Lebenszyklus-Fahrplan bereitet Gebäudesektor auf kommende europäische THG-Regeln vor
Mit der Abstimmung im Industrieausschuss über die Neufassung der EU-Gebäuderichtlinie hat nun die dritte der drei EU-Institutionen den Willen bekräftigt, künftig auch die Lebenszyklus-THG-Emissionen von Gebäuden zu erfassen und zunächst offenzulegen.
Eine finale Version der EU-Gebäuderichtlinie wird für den Spätsommer erwartet. Einige Mitgliedsstaaten, darunter Frankreich und Dänemark, gehen schon einen Schritt weiter. Dort dürfen neue Gebäude nur dann errichtet werden, wenn auch die bauwerksbedingten Emissionen unterhalb verbindlicher Grenzwerte liegen.

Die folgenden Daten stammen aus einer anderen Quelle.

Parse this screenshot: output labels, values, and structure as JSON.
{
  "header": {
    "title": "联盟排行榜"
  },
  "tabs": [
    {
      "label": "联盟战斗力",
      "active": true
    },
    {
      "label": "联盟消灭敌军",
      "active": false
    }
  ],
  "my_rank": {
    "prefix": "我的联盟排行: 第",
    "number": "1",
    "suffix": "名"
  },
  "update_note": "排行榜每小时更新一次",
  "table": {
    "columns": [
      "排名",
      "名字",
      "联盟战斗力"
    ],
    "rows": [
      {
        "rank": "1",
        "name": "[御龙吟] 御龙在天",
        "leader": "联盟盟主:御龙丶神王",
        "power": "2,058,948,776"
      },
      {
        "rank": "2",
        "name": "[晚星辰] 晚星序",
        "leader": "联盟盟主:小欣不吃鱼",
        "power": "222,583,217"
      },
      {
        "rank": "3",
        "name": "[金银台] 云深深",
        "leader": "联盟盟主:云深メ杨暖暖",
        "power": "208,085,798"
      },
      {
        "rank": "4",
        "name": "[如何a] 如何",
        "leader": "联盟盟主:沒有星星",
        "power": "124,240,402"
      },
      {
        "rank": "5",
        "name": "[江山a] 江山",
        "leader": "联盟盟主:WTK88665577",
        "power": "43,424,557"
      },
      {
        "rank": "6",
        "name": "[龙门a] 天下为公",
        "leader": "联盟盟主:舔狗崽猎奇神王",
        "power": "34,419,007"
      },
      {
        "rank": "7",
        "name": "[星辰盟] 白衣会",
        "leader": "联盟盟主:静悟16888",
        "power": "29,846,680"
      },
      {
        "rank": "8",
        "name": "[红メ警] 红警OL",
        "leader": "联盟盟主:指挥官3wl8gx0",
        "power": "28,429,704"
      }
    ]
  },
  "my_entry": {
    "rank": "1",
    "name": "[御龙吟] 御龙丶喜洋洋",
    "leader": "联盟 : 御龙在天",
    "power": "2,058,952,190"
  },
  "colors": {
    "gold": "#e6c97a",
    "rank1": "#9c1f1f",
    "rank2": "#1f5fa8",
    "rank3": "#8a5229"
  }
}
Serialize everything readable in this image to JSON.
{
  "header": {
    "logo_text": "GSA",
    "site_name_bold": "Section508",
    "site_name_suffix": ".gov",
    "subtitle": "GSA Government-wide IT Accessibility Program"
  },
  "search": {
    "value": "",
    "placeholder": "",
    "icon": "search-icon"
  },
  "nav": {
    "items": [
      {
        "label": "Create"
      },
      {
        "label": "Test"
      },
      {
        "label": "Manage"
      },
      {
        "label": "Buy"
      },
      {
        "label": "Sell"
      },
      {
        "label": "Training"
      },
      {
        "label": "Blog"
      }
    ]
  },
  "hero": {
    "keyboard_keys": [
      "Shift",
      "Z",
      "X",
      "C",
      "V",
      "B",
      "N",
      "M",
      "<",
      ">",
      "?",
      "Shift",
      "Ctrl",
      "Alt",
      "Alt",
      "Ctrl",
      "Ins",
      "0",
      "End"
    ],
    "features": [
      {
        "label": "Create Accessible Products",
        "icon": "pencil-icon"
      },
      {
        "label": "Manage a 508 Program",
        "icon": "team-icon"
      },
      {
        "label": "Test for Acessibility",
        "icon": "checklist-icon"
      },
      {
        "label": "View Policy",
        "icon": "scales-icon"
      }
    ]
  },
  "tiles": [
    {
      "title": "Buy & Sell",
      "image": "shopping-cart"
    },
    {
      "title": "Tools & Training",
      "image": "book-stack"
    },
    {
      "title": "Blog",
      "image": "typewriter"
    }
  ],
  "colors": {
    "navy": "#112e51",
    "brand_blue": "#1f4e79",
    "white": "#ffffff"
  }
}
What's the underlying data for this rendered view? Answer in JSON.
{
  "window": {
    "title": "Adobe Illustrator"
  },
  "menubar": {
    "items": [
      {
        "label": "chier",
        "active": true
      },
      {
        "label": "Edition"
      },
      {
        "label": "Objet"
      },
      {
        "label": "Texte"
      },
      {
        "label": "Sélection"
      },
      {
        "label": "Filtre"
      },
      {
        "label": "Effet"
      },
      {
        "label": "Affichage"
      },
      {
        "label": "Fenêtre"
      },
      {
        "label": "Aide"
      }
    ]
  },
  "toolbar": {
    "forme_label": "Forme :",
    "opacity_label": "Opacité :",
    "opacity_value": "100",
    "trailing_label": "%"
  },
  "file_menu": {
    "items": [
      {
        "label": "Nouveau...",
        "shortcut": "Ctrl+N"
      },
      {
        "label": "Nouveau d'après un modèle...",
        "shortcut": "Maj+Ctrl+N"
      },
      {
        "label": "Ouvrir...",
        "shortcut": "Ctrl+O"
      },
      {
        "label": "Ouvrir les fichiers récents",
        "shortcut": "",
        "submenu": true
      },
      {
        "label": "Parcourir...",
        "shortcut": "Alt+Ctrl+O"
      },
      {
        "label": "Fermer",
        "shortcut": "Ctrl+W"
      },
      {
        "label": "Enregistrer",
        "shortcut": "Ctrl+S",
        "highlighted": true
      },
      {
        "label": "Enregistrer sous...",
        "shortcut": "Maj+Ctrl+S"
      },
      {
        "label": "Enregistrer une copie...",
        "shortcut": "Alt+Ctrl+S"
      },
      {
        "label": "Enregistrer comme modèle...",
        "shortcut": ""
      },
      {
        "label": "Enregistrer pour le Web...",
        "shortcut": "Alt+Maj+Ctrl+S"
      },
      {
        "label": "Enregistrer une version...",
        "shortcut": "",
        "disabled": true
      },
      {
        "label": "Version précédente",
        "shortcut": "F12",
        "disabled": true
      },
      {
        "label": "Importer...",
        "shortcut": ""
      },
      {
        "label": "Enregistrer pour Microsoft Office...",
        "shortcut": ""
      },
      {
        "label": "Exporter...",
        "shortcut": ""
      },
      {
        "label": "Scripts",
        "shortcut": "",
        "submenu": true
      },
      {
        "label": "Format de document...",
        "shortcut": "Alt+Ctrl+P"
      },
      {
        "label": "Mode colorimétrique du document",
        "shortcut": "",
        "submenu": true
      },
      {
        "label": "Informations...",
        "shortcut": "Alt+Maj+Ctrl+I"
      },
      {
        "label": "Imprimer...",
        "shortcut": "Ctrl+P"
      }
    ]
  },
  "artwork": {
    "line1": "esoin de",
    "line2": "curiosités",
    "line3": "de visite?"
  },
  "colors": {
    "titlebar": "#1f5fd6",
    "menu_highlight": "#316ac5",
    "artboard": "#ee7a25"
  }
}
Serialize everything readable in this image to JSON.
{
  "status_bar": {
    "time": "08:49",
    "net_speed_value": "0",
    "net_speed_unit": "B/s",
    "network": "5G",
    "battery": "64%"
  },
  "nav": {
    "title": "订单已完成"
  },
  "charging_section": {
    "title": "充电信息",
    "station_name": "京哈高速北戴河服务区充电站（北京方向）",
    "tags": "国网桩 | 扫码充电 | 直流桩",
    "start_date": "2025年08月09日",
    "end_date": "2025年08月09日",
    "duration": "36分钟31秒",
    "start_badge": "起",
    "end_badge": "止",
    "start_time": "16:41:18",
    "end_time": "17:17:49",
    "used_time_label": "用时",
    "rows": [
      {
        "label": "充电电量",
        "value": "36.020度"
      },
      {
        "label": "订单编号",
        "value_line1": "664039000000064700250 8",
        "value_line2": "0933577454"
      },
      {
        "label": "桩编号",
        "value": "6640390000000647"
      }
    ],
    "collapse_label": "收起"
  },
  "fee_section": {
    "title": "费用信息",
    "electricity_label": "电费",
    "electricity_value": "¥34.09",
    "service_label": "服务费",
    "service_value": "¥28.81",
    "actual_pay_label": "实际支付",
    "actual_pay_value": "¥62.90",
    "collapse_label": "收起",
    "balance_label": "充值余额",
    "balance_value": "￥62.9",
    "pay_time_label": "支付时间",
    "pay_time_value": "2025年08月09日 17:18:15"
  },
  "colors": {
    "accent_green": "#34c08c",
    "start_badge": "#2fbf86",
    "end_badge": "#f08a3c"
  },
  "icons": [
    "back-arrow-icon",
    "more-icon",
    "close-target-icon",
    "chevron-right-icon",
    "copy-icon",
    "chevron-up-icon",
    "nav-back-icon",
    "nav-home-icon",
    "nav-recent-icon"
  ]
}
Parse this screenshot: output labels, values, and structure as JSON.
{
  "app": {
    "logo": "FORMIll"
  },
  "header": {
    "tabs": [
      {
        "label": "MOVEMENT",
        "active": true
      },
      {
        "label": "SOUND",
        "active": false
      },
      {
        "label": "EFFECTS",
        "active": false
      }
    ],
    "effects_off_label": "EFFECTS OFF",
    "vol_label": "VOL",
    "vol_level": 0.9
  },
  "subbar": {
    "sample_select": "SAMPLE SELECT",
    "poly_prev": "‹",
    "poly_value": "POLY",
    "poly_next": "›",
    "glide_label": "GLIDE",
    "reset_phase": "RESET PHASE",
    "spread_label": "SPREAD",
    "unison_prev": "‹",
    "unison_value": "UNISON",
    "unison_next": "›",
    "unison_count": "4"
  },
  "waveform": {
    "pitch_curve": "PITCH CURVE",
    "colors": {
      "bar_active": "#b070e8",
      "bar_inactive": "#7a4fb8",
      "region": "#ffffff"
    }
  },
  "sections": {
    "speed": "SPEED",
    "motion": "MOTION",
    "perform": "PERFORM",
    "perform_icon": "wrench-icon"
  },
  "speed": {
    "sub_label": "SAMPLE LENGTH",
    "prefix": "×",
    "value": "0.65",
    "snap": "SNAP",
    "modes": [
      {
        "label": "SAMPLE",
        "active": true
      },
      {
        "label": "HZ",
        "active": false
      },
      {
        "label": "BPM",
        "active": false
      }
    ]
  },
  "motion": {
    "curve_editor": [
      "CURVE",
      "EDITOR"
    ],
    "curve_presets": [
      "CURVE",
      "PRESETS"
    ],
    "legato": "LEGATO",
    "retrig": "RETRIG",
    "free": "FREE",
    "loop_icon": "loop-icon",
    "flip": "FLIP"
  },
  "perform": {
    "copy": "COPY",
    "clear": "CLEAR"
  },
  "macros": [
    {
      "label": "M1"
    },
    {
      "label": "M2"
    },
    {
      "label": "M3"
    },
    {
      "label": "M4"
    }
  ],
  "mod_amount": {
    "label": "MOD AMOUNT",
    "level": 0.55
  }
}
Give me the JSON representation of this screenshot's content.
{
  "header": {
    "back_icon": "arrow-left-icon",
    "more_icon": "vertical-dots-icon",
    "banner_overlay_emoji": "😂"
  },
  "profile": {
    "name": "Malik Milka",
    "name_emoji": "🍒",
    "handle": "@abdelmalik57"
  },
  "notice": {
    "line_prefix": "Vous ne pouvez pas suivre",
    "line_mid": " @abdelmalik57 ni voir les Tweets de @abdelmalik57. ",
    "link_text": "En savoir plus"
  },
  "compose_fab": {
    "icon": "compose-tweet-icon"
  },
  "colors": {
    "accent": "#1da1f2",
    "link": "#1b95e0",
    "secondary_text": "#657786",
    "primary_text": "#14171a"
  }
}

„Es ist klug, die Förderung von Neubauten in Zukunft an die Reduzierung klimaschädlicher Treibhausgasemissionen zu koppeln. Dazu sollten künftig auch Prognosen zum Lebenszyklus eines Gebäudes gehören. Deutschland geht da einen richtigen und wichtigen Schritt“, sagt Alexander Bonde, der Generalsekretär der Deutschen Bundesstiftung Umwelt (DBU). „Denn die Circular Economy, also eine umfassende Kreislaufwirtschaft, ist ein Schlüssel zum Gelingen des Klimaschutzes.“
„Deutschland sollte die Grenzwerte für die bauwerksbedingten Emissionen auch rechtlich verankern", sagt BPIE-Exekutivdirektor Oliver Rapf. "Wir sehen in den Vorreiterländern, dass dies eine starke Dynamik im Bausektor auslöst und die notwendige Veränderung in Richtung Reduktion der Lebenszyklusemissionen anschiebt. Damit ist Deutschland auch auf kommende EU-Anforderungen vorbereitet“.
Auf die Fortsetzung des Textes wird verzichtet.